Maria Sitte
The role of investigative and criminological strategies in contemporary art (working title)
School of Art
Investigative and criminological strategies currently constitute a trend in the visual arts that cannot be overlooked. We are seeing contemporary works exhibiting significant characteristics of journalistic research work and these being linked to criminological and forensic visualizations that pursue an epistemological interest.
Attempts are being made to uncover and investigate human rights violations, murders, corruption and environmental crimes. Artistic analysis thus responds to socio-political and media-based everyday life: magazines, radio broadcasting and online media attest to the great interest in investigation that is assuming manifest form in the (re)formation of numerous investigative departments. At the same time, socio-political discourses on the credibility of information and images are conducted with the recently fashionable terms “fake” and “post-factual.” This highly ambivalent trend is also reflected in artistic investigations addressing said topics.
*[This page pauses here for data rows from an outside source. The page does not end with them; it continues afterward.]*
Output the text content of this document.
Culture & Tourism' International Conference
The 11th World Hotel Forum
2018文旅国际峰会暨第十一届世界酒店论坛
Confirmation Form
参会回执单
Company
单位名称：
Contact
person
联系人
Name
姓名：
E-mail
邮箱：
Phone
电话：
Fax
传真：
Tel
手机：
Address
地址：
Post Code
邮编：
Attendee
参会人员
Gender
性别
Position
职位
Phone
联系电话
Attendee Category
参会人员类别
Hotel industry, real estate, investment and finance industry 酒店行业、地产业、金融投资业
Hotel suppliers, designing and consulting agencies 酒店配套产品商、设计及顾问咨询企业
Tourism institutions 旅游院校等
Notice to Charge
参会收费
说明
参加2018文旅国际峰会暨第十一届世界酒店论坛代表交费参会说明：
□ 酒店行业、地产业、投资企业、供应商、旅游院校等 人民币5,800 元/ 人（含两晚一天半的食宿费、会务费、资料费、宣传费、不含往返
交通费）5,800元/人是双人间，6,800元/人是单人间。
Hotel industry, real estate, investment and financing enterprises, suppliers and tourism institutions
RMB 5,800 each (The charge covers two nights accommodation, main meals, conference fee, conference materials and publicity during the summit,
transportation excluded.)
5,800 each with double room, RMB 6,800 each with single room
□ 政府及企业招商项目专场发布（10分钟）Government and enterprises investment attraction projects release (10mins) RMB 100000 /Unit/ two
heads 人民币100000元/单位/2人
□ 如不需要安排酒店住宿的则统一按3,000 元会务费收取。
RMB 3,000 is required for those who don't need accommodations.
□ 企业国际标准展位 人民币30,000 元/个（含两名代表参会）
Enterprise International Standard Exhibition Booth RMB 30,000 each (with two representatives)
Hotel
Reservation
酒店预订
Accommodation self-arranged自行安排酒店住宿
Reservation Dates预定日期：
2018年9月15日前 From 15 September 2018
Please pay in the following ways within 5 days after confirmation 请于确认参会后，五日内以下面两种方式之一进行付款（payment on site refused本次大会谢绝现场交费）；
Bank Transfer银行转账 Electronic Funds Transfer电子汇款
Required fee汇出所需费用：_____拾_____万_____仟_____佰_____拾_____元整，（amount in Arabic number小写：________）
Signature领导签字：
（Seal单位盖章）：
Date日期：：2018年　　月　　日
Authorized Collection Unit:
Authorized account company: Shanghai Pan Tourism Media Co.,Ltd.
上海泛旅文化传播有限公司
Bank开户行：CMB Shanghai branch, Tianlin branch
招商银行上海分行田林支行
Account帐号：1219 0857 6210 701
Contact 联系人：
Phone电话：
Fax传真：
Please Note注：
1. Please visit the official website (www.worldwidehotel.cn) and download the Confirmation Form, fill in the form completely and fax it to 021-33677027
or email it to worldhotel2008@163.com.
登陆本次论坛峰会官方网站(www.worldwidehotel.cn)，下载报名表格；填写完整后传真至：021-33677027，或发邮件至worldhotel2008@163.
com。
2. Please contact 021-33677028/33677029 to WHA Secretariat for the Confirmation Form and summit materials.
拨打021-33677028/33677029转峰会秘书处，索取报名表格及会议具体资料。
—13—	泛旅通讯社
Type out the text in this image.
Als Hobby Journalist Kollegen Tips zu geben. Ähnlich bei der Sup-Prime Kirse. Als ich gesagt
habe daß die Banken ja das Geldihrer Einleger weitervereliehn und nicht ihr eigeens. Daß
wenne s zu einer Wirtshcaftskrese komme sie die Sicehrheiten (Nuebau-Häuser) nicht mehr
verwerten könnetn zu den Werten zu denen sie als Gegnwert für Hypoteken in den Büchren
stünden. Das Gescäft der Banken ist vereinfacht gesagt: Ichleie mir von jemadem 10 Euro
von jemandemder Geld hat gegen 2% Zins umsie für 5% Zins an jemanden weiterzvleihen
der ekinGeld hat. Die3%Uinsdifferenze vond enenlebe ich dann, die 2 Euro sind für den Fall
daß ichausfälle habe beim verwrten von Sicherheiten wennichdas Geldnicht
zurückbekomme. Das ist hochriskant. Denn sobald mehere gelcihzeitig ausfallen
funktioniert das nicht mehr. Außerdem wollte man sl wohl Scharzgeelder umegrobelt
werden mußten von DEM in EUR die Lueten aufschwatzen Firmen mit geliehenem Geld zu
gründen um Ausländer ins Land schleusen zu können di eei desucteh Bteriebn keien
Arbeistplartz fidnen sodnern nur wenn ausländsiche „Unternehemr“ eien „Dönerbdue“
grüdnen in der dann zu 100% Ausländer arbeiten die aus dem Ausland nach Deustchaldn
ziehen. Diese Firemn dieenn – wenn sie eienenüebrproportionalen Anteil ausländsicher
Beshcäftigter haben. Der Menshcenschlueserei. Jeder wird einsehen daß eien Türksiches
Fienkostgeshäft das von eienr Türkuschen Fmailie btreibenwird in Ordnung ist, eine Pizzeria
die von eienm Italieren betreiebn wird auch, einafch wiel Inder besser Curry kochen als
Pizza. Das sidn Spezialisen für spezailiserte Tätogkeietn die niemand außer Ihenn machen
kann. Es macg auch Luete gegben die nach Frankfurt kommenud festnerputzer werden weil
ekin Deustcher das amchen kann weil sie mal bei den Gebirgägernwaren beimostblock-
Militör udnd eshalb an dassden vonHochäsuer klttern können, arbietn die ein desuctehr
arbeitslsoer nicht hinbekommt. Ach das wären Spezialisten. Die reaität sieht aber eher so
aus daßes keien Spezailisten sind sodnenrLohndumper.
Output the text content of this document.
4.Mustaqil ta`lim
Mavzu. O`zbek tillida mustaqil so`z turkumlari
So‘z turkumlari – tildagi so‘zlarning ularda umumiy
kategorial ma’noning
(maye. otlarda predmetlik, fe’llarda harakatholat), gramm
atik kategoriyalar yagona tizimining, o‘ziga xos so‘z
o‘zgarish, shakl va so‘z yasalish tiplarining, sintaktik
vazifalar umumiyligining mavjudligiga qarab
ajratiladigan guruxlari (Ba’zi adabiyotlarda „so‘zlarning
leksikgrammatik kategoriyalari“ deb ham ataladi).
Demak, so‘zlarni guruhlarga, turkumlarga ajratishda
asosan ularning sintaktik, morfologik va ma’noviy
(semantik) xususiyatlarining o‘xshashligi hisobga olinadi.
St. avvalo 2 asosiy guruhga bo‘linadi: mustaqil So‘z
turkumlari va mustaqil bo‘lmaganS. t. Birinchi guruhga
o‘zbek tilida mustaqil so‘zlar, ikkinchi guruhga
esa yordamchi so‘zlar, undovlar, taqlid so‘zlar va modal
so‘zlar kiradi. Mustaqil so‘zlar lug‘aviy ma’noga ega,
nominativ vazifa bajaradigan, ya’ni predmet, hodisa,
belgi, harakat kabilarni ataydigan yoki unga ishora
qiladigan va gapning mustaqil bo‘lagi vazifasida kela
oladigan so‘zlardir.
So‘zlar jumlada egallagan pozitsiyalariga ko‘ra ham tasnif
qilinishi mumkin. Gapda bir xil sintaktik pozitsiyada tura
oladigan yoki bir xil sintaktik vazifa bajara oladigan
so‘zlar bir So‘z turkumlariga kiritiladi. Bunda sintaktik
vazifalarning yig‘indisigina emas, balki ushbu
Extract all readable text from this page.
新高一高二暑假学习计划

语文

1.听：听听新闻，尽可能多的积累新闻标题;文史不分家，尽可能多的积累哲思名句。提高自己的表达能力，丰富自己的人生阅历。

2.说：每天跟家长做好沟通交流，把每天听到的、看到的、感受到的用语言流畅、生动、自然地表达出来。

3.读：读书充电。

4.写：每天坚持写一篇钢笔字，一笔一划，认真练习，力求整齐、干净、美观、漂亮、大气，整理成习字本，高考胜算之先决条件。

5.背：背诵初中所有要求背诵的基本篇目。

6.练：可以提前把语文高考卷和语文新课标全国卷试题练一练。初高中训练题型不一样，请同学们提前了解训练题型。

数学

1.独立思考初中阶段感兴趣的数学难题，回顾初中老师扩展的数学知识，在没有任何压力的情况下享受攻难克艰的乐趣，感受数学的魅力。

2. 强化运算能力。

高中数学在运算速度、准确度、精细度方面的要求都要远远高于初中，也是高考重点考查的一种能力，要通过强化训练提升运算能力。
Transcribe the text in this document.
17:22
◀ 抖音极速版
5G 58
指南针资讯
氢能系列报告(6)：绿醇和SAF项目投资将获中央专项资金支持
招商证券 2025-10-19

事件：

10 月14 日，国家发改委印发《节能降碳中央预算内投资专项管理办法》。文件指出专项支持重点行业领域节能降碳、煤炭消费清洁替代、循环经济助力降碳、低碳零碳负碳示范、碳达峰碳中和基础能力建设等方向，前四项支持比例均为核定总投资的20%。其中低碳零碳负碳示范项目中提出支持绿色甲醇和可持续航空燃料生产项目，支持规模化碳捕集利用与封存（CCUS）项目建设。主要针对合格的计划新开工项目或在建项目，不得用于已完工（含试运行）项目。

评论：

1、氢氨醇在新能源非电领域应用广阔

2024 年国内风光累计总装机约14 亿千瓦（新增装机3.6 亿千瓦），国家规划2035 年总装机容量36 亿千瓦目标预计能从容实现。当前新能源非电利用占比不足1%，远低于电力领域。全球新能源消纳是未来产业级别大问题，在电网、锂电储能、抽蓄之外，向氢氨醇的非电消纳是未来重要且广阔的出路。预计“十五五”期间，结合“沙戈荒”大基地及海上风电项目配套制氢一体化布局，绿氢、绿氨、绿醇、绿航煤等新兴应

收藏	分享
Artworks in various media that address the uncovering of political murder crimes will be analyzed in the context of this research project. Of interest are current artistic works based on the adaptation of documentary, journalistic or criminological techniques. The research proposal thus centers on the interplay between aesthetic and criminological argumentation rationales on the one hand, and the rhetoric of conviction resulting from these on the other. In temporal terms, the selection of works will be restricted to 20th and 21st-century artworks. The goal of the project is not to provide a moral appraisal of investigative and criminological practices, but the analysis of artworks that in the context of a “forensic turn” are geared towards exposing political murders and with the aid of modern technologies and new visual aesthetics put forward specific counter-narratives. If the work systematically seeks to investigate image-based data (satellite images, diagrams, etc.) for the depiction of murder crimes, the research project is in methodological terms assume a position rooted in the realm of image studies.
Supervisors:
- Prof. Christian Janecke
- Prof. Heiner Blum
Vita
Maria Sitte ist Kunstwissenschaftlerin und Kuratorin. Seit 2018 arbeitet sie als wissenschaftliche Mitarbeiterin an der Hochschule für Gestaltung in Offenbach im Lehrgebiet Kunstgeschichte und promoviert zum Thema „Investigative und forensische Strategien im zeitgenössischen Kunstkontext am Beispiel von Forensic Architecture“. Als freie Kuratorin realisierte sie die Ausstellungen „Aus heutiger Sicht. Diskurse über Zukunft“ (2021) im Museum Angewandte Kunst in Frankfurt, „The and“ (2020) im Kunsthaus L6 in Freiburg im Rahmen der Biennale de la Photographie de Mulhouse und „Talk to me“ (2018/19) im Kunstverein Freiburg. Von 2015 bis 2018 war sie kuratorische Assistentin in der Schirn Kunsthalle Frankfurt und co-kuratierte dort u.a. die Ausstellungen „Power to the People“, „Peter Saul“ und „Glanz und Elend in der Weimarer Republik“. Zuvor absolvierte sie einen Magister in Kunstgeschichte, Psychologie und Geschichte an der Universität Trier. Maria schreibt regelmäßig Beiträge für Ausstellungskataloge und Kunstmagazine. Sie lebt und arbeitet in Frankfurt am Main.